"Can do better"
Rankin can and does do better in his later books. This one is uneven in pace and plot, though still full of wonderful incident and character.
"WONDERFUL"
This is beautifully written and beautifully read. The characters stand out, even some relatively minor one. My only complaint? I just didn't believe the ending. I feel like the author lost her nerve. Or some publisher made her pretty it up, as has happened to so many authors going back to Dickens.
No plot spoilers here, but my parents were both from the deep south, and I was born in Florida in 1955. I was in elementary school, in Montgomery Alabama. When it was announced that Bobby Kennedy had died, the middle school and high school students in the building next door ran cheering from the doors, as the black janitor lowered the flag.
NO WAY would ALL the outcomes, personal and communal, have been this benign.
BUT THE BOOK IS STILL a brilliant exposition of a place and time. I had goosebumps at various dialectical expressions, and boy oh boy were some of my Alabama relatives close cousins to some of these characters. Well worth reading.

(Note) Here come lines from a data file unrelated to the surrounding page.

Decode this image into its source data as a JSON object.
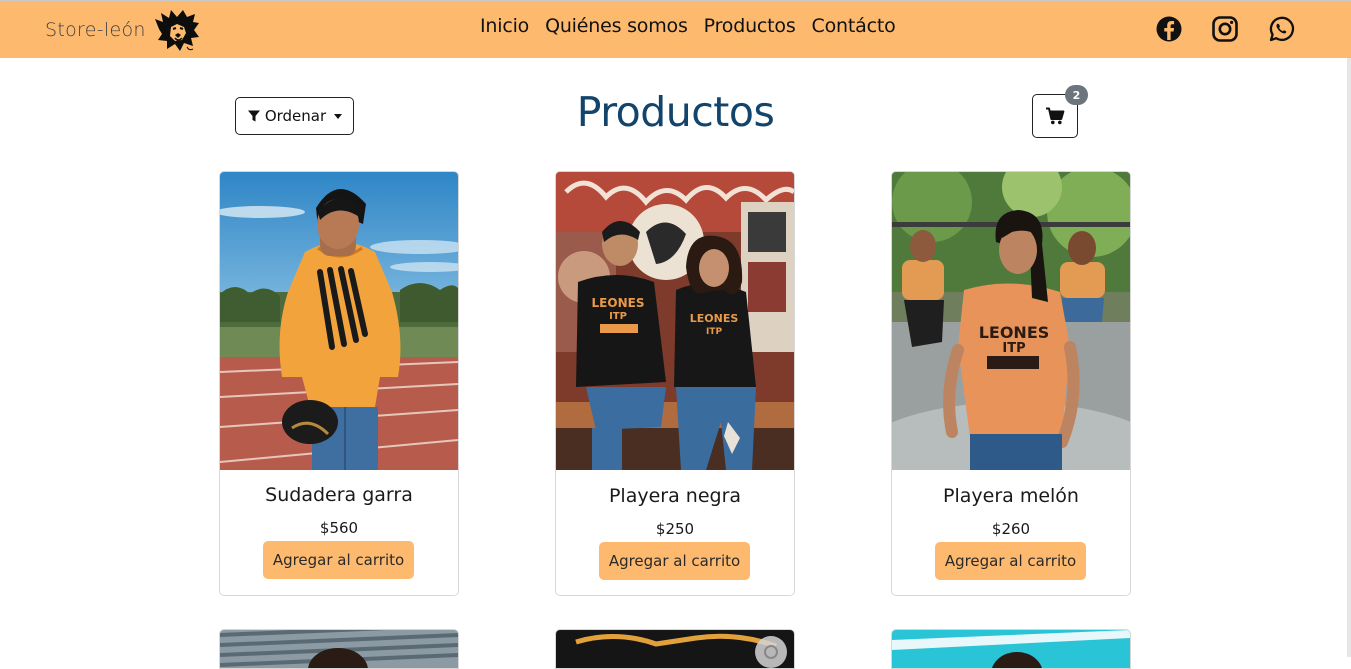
{
  "brand": {
    "name": "Store-león",
    "logo_icon": "lion-head-icon"
  },
  "nav": {
    "links": [
      "Inicio",
      "Quiénes somos",
      "Productos",
      "Contácto"
    ]
  },
  "social": {
    "facebook": "facebook-icon",
    "instagram": "instagram-icon",
    "whatsapp": "whatsapp-icon"
  },
  "toolbar": {
    "sort_label": "Ordenar",
    "sort_icon": "filter-icon"
  },
  "page": {
    "title": "Productos"
  },
  "cart": {
    "icon": "cart-icon",
    "count": "2"
  },
  "products": [
    {
      "name": "Sudadera garra",
      "price": "$560",
      "button": "Agregar al carrito"
    },
    {
      "name": "Playera negra",
      "price": "$250",
      "button": "Agregar al carrito"
    },
    {
      "name": "Playera melón",
      "price": "$260",
      "button": "Agregar al carrito"
    }
  ],
  "colors": {
    "navbar": "#fdba6f",
    "title": "#13446b",
    "button": "#fdba6f",
    "badge": "#6c757d"
  }
}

"Inventive, but not his best"
On the plus side, I usually don't enjoy authors reading their own books, but MC is great! He embodies the different characters beautifully. Less happy, however, is the sense I walked away with that this was pretty slap-dash, over all, as if Mr Chabon just dashed it off. Just because a world is fantastical does not mean that it must lack coherence. This one needed a really good edit, or three.
"Such a dilemma"
It's such a dilemma. Jonathan Cecil does a far better job reading the PSmith books, but the Frederick Davidson recordings have much better sound quality. Davidson presents PSmith as if he is essentially a wordier Bertie Wooster. His tone is all snide-ness and knowing. But PSmith is a far more intelligent, and a far FROM hapless, creature. He is stylish, to be sure, and somewhat affected, but more-than-perfectly competent. Cecil nails the tone, and in his various readings, makes each of the two characters clear, and different. I'm going back to the Cecil.
"Spark Sparks!!"
Superb Spark book. Early-ish in her career, so not quite so grim as her later ones. Each character, large or small, drawn with clarity and interest, and all set against the background of the Arab-Israeli conflict, and the Eichmann trial in Jerusalem. A bit of a spy mystery thrown in as well. Not to mention crime. Such an amazing accomplishment. The narration is perfect, too.
"Almost all the way there"
Stunning narration by Richard Poe. Restrained but not unemotional. The book lags in places, speeds up the wrong way in others--pacing in fact is the only major issue. But the unusual characters and mythic nature of the story more than make up for the flaws. One strong edit and this could have been a five-star!
"Second story unintelligible"
The first story in this collection is beautifully translated and narrated. However the narrator for the second story has such a heavy accent and the recording quality is so poor that the piece is
VERY difficult to understand.
"Not the best Wooster and Jeeves"
Clearly, by this point in the franchise, Wodehouse was getting tired. The plot is even more than usually derivative, and nothing new really happens.
Some lovely moments, but not essential.
"Wild story beautifully read"
Profane, shocking, strange, but once I settled in, very moving.
"Compelling"
These stories are bleak, but compelling. I completely believed in every character, young or old, male or female.
The reading is utterly suitable.
There were a few loose ends, a result, perhaps of the structure, but the book is worth it even if you only listen to the final story.
"good story, bad reader"
Authors should almost NEVER read their own fiction. I couldn't distinguish the characters during dialogue, and in general was unimpressed with the reading as a whole.